Everything that has words draws my attention (as I may have, ahem, mentioned). I walk the streets each morning silently repeating phrases from ads, billboards, shop windows (Idraulico, giorno e notte = Plumber available all hours; Traslochi/sgomberi = relocations, junk removal; Saldi = sales).  I am shopping a lot but mainly my kind of acquisti, like anything sold at the giornalaio (newsstand). Yesterday I bought La Gazzetta dello Sport just so Leo could see Italy’s pink sports newspaper (he marveled that there seemed to be 35 pages about soccer and 1 page about car racing and maybe 1 page about volleyball and that’s it). I told him that anywhere in Italy, when you see someone across the bar or piazza holding a pink newspaper, you know at a glance he or she (OR HE!) is reading the national sports newspaper.

What I bought so far:

*Il Corriere della Sera (2X)

*L’Espresso (magazine)

*Panorama (magazine)

*A new red Moka coffee pot from Bialetti (yes I now have probably 10 Mokas of various sizes)

*La Gazzetta dello Sport (see above)

*A lightweight plastic basketball for Leo (dal giornalaio!)

*A kitchen towel

*A place mat with the “definition” of Spaghetti

*A bare midriff shirt (ma sei matta? Am shopping around now for a new lifestyle so I can actually wear it)

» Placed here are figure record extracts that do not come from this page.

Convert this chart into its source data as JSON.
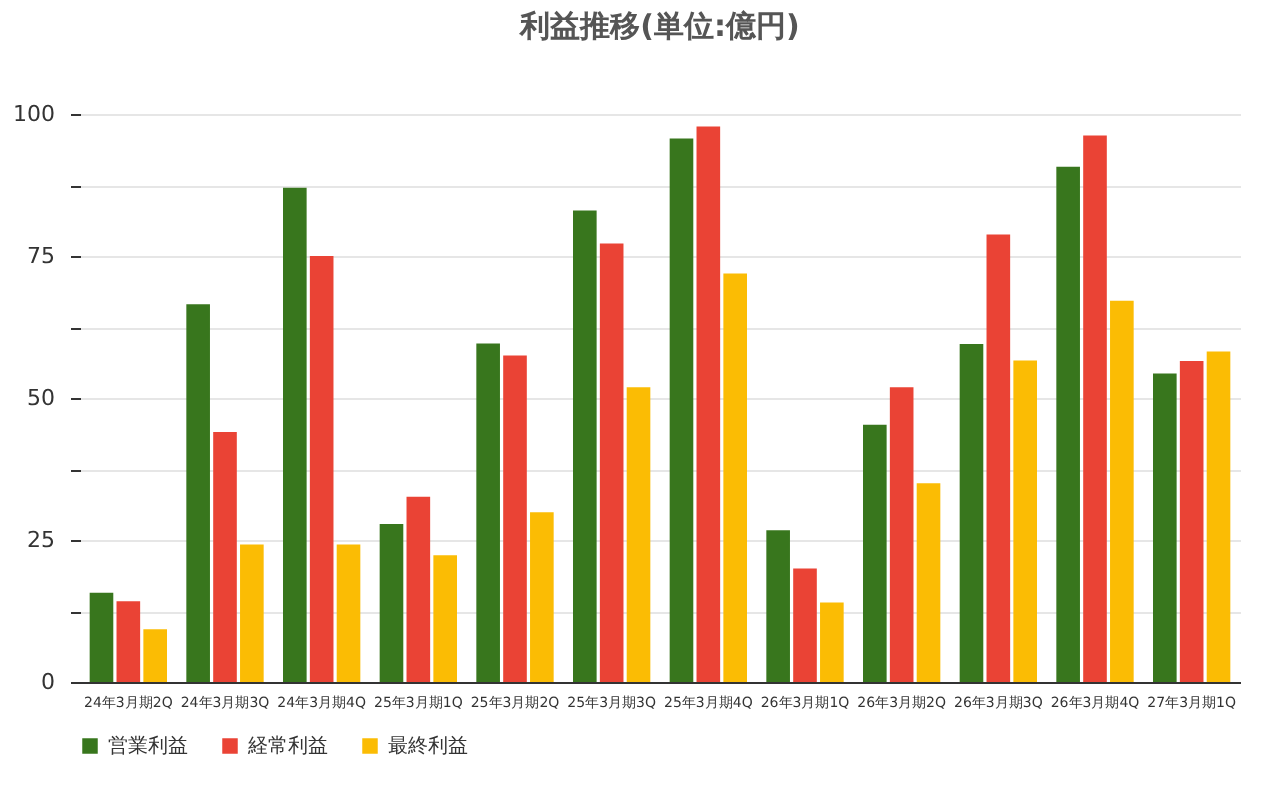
{
  "chart_data": {
    "type": "bar",
    "title": "利益推移(単位:億円)",
    "categories": [
      "24年3月期2Q",
      "24年3月期3Q",
      "24年3月期4Q",
      "25年3月期1Q",
      "25年3月期2Q",
      "25年3月期3Q",
      "25年3月期4Q",
      "26年3月期1Q",
      "26年3月期2Q",
      "26年3月期3Q",
      "26年3月期4Q",
      "27年3月期1Q"
    ],
    "series": [
      {
        "name": "営業利益",
        "color": "#38761d",
        "values": [
          15.7,
          66.5,
          87,
          27.8,
          59.6,
          83,
          95.7,
          26.7,
          45.3,
          59.5,
          90.7,
          54.3
        ]
      },
      {
        "name": "経常利益",
        "color": "#ea4335",
        "values": [
          14.2,
          44,
          75,
          32.6,
          57.5,
          77.2,
          97.8,
          20,
          51.9,
          78.8,
          96.2,
          56.5
        ]
      },
      {
        "name": "最終利益",
        "color": "#fbbc04",
        "values": [
          9.3,
          24.2,
          24.2,
          22.3,
          29.9,
          51.9,
          71.9,
          14,
          35,
          56.6,
          67.1,
          58.2
        ]
      }
    ],
    "ylim": [
      0,
      100
    ],
    "yticks": [
      0,
      {
        "value": 12.5,
        "label": null
      },
      25,
      {
        "value": 37.5,
        "label": null
      },
      50,
      {
        "value": 62.5,
        "label": null
      },
      75,
      {
        "value": 87.5,
        "label": null
      },
      100
    ],
    "grid": "y",
    "legend": "bottom"
  }
}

*A green wool sweater from Benetton like the brown one I've had for more years than I care to admit

*10 or so books (including two by Edith Bruck; when Leo saw another copy of Andremo in Città, he said, ‘Mommy, you have that one already!’ I suppose seeing it around the house for a few years will do that.)

I am no different than all the other tourists snapping photos. Except I snap photos of the 'Missing dog' flyers on utility poles and the tree stumps some cracker jack street artist has transformed into sculpture, not to mention compelling graffiti and street signs of particular relevance (I will always take photo of  the sign for Via della Vigna Vecchia anytime I visit Florence -- it was once my home).

We are taking trams in Milan and some of them are “antiques.” The #1 tram line that we took to Castello Sforzesco is just such a model. Wooden bench seats line the walls of the tram. There’s a shimmy and shake to its accelerations. Like a mobile museum that allows a step back in time in addition to a method of transportation.

One of the major streets in Milan is Via Alessandro Manzoni and that tickles me for some reason. Like, where in New York is the F. Scott Fitzgerald Boulevard?!

Italy is basically just one big Tickle-me Elmo doll. Every damn thing -- good or bad -- intrigues me.

That's all for now from Il Belpaese.